Legislação municipal foi aprovada por Samuel Garcia, em 2010, quando foi prefeito interino

Já são quatro as leis que contrariam os atos do prefeito de Tanabi, Norair da Silveira (PSB) nas nomeações que fez de  parentes para cargos na prefeitura, reforçando os argumentos da oposição que teve aprovado o pedido de cassação do mandato. Segundo o presidente da Câmara, Marcos Paulo Mazza (DEM), a lei municipal 2298, de janeiro de 2010, sancionada pelo vice-prefeito no exercício do cargo, Samuel Garcia Salomão, veda a contratação de parentes em todos os níveis funcionais, abalando a defesa do prefeito.

Norair está sendo denunciado pela Promotoria Pública e teve processo de impeachment aberto pela Câmara a pedido do ex-vereador Valdir Uchoa, em nome do PSOL, pela contratação do cunhado Alvanir Ventura para a secretaria de administração e do secretário Vitor Righeto, enteado do prefeito. A defesa de Norair, apresentada ao Ministério Público, alega  que por se tratarem de cargos de gestão política não seriam alcançados pela Súmula 13 do Supremo Tribunal Federal.

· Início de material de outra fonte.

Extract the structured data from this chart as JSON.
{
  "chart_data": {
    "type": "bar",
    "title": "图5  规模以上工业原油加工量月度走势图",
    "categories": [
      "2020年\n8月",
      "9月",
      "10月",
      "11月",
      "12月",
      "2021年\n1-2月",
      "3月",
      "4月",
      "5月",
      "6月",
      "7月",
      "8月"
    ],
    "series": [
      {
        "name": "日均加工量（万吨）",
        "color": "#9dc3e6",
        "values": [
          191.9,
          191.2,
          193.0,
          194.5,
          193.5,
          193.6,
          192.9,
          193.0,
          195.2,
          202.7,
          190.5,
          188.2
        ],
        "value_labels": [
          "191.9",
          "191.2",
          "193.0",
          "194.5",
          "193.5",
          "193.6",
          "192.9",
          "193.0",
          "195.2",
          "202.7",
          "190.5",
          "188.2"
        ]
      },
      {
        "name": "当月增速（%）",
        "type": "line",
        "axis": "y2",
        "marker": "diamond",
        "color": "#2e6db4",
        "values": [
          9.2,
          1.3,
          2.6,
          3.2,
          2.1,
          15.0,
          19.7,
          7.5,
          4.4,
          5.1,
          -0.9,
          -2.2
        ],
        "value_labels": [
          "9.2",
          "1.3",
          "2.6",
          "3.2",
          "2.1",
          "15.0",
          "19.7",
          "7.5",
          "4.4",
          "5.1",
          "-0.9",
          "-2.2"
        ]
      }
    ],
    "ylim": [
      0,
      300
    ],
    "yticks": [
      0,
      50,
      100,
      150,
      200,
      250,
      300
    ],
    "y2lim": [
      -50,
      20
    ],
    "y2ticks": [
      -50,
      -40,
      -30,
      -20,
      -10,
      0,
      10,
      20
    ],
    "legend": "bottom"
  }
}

A Lei “Samuel” é clara ao vedar a contratação de parentes para cargos sem concurso público.

No entendimento de Uchoa e de Mazza, o prefeito infringe a Súmula 13 pela ausência de estrutura jurídica das secretarias municipais, fere os princípios constitucionais da moralidade e impessoalidade estabelecidos no artigo 37 da Constituição e a lei federal da administração pública e a lei “Samuel”, no âmbito municipal.